I think Francis is willing for people, such as Bishop Schneider, or myself, or many others, to give the document this interpretation.  He is happy to let others interpret it in that manner because, I think, he recognizes that it is a legitimate interpretation.  Actually, in this week’s General Audience, Pope Francis does appear to make this point. He said: “God willed to allow this: the Scholastic theologians referred to the voluntas permissiva [permissive will] of God. He willed to allow this reality: there are many religions; some are born of culture, but they always look to heaven, they look to God.” Although he refers to “the permissive will,” of God with regards to other religions, Pope Francis does not contrast it with God’s “positive will.” Unlike other religions which are of human origin, God positively willed and so directly acted in the founding of Judaism and Christianity.  The problem is that, more than likely, the vast majority of the media and many other theologians and bishops will continue to interpret the original document in the manner that, as God willed Judaism and Christianity, so he also willed other religions – full stop.  There still persists some lack of clarity since Pope Francis has not directly repudiated the original statement as it appears in the Abu Dhabi document.  In the end it is still quite confusing, and unnecessarily so, but that is the normal state of play these days.

What I find very sad and scandalously troubling is that, in the midst of it all, Jesus is being insulted. He is reduced to the level of Buddha or Mohammed when in fact he is the Father’s beloved Messianic Son, the one in whom the Father is well pleased. Ultimately, this insult is also an attack on the Holy Spirit and God the Father himself. “He who does not honor the Son does not honor the Father who sent him” (Jn. 5:23). Moreover, “Who is the liar but he who denies that Jesus is the Christ?  This is the antichrist, he who denies the Father and the Son.  No one who denies the Son has the Father” (1 Jn 2:22-23).  This insult, this attack on Jesus, whether intentional or not, can only please the devil and his earthly collaborators.
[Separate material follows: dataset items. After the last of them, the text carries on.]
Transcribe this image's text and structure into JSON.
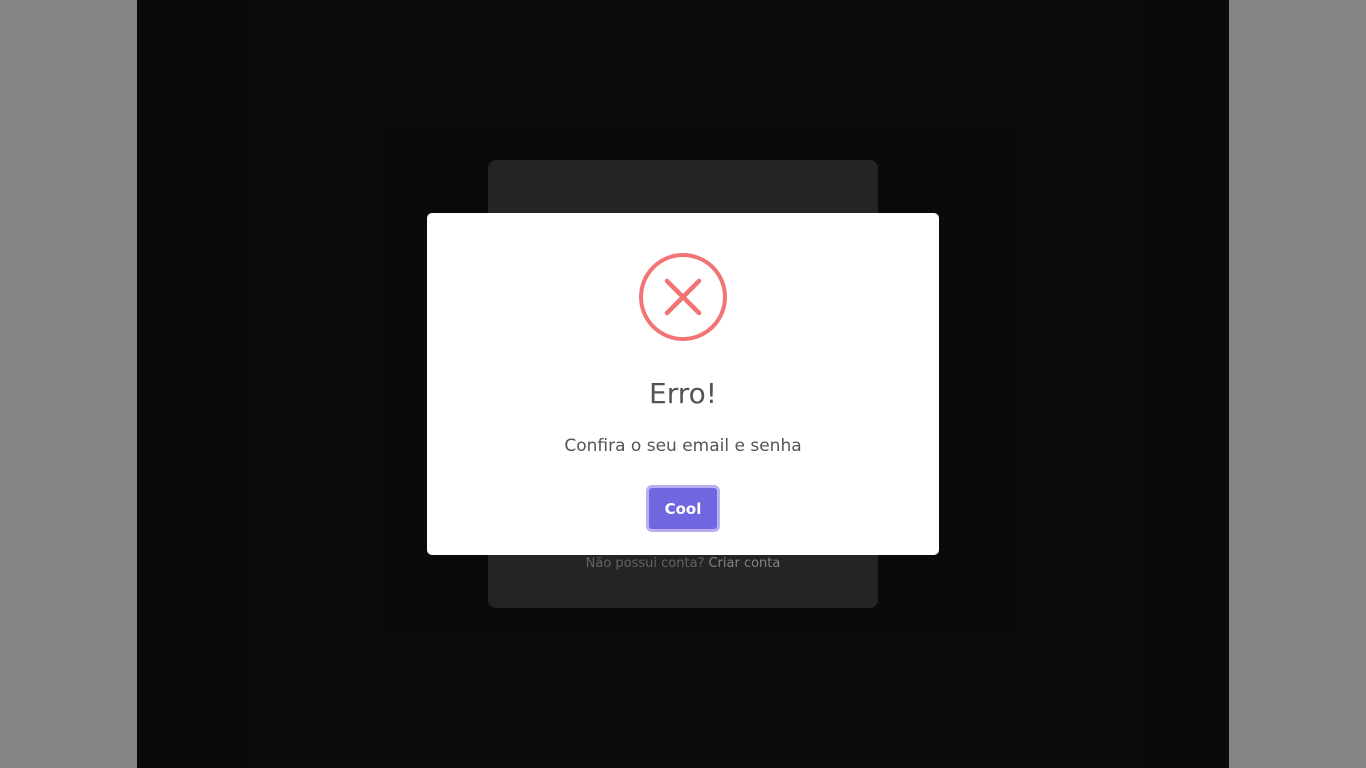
{
  "login_card": {
    "no_account_text": "Não possui conta?",
    "create_account_link": "Criar conta"
  },
  "alert": {
    "icon": "error-x-circle-icon",
    "icon_color": "#f27474",
    "title": "Erro!",
    "message": "Confira o seu email e senha",
    "confirm_label": "Cool",
    "confirm_color": "#7066e0"
  }
}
So, while I believe that Pope Francis may have been well intentioned in signing such a document that states that God willed all religions, his doing so has doctrinal consequences well beyond what he may have envisioned or desired.  What can we do?  We can proclaim, on bended knee, with all of the Saints that Jesus is the Alpha and Omega, the Beginning and the End, the First and the Last, the King of kings and the Lord of lords, and that his singular reign alone is now and will be forever.